The bottom line in any recruiting situation, is does the recruit have the ability/potential to make the collegiate team better? If so, then the coach will recruit the player. If not, then the coach will not recruit the player.
When it comes to club teams, I encourage VolleyFamilies to focus on training as opposed to competition. While there are many great teams within an elite program, there are instances where a non-national level club will have a great training situation. Not every national level team will have great coaches, simply because they may have to find 50+ coaches!
As to your specific question, yes, Division I athletes can come from non national level club programs. Again, it is all about talent combined with height/athleticism.
By the way, we created a profile for my daughter on NCSA. Now that it’s supposedly been up and public for 3 weeks, the stats say it’s only gotten one profile review. ONE! Does that make any sense for a fairly athletic 6’ 2” sophomore-to-be? It seems to me that something isn’t working. I would love to get any thoughts you might have on that. What can we do to increase traffic? Admittedly, I’ve only done the free profile/service so far b/c we don’t have a lot of money, and I’m willing to do lots of the leg work myself.

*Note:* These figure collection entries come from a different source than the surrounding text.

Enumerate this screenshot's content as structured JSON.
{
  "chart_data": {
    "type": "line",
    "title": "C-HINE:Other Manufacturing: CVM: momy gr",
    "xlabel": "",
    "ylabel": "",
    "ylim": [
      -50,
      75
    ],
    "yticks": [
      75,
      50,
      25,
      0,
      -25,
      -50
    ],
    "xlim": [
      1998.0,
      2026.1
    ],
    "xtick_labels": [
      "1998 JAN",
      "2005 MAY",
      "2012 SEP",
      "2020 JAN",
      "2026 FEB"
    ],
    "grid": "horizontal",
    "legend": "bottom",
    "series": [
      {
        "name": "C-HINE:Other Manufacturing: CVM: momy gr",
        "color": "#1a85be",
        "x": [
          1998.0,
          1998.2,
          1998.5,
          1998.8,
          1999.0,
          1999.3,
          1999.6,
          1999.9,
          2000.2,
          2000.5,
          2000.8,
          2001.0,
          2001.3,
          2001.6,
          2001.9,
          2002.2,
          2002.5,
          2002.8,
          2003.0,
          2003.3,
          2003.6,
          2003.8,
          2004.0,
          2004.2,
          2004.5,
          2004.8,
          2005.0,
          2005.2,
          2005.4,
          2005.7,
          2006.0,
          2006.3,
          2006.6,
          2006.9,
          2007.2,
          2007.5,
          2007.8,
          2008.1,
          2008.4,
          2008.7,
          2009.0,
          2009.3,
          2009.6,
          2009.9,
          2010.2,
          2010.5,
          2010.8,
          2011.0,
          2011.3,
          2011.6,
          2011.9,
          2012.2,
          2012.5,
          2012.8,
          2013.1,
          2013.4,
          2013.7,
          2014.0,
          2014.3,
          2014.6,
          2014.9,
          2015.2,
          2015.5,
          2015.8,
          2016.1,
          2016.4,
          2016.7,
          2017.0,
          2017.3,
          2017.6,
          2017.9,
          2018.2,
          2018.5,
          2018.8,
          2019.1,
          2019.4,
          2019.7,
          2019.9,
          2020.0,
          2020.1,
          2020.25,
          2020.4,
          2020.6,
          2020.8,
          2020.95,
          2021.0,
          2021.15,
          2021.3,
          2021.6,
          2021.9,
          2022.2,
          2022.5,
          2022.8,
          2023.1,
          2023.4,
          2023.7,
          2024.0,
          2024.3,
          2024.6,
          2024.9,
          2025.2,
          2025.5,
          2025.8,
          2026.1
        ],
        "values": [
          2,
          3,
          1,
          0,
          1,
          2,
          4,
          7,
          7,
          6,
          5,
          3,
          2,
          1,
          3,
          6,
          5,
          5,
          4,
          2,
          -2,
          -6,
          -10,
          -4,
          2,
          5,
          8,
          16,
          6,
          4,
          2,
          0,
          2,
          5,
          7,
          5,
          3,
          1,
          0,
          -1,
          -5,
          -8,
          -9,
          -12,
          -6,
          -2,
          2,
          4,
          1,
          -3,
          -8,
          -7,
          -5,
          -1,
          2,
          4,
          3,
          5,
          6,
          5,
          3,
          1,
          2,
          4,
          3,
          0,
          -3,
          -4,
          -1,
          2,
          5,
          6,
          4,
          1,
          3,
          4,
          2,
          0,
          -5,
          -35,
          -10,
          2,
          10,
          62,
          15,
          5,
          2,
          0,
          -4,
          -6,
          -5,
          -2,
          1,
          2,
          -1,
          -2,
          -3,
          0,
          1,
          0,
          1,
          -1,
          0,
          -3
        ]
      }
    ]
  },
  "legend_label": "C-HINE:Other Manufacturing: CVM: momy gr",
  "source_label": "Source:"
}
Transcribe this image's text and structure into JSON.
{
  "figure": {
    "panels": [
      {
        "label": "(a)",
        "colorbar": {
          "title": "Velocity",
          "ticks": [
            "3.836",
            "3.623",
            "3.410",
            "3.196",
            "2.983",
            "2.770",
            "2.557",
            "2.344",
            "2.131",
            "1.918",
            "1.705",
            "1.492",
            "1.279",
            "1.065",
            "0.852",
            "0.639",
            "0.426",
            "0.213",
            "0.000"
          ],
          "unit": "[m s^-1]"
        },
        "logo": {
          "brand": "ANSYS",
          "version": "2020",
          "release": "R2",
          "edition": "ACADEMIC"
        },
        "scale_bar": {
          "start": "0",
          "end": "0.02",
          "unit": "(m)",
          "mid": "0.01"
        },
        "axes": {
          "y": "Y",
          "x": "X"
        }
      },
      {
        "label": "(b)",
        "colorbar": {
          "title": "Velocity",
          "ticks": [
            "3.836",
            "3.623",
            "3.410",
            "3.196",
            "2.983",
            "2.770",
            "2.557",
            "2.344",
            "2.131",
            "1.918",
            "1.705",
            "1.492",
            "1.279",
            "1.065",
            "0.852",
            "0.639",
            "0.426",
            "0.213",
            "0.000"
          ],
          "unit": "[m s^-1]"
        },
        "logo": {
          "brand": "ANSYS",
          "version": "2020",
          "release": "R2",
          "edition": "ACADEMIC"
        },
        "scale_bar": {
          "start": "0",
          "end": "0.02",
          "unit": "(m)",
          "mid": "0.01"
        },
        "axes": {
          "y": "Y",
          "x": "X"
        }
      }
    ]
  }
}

Specific to the NCSA profile, the Free Profile is "searchable" by college coaches but the free profiles are located on the lower page below the Premium Profile matches. In addition, this is the slowest recruiting time segment for college coaches; they have been insanely focused on their current collegiate season since later July. Many VolleyFamilies, especially rising Seniors, get panicky this time of year because of how quiet college coaches are; things will 'heat up' rapidly after Thanksgiving when college programs are addressing the recruiting needs which the season just exposed.
As you are comfortable putting in the work to market and promote your daughter, then use the NCSA Free Profile as the link you send to college coaches, which contains her collegiate stats and current video.
Thanks,B.M.P.S. I’m also making the “evaluation video” as you called it with a couple of complete sets to share even when she was not directly involved in the play.
By my read of your email, it sounds as if you are doing everything correct - Just stay the course, stay patient during the next couple of months and then after Thanksgiving, have current video to send to college coaches in preparation for the traditional recruiting season!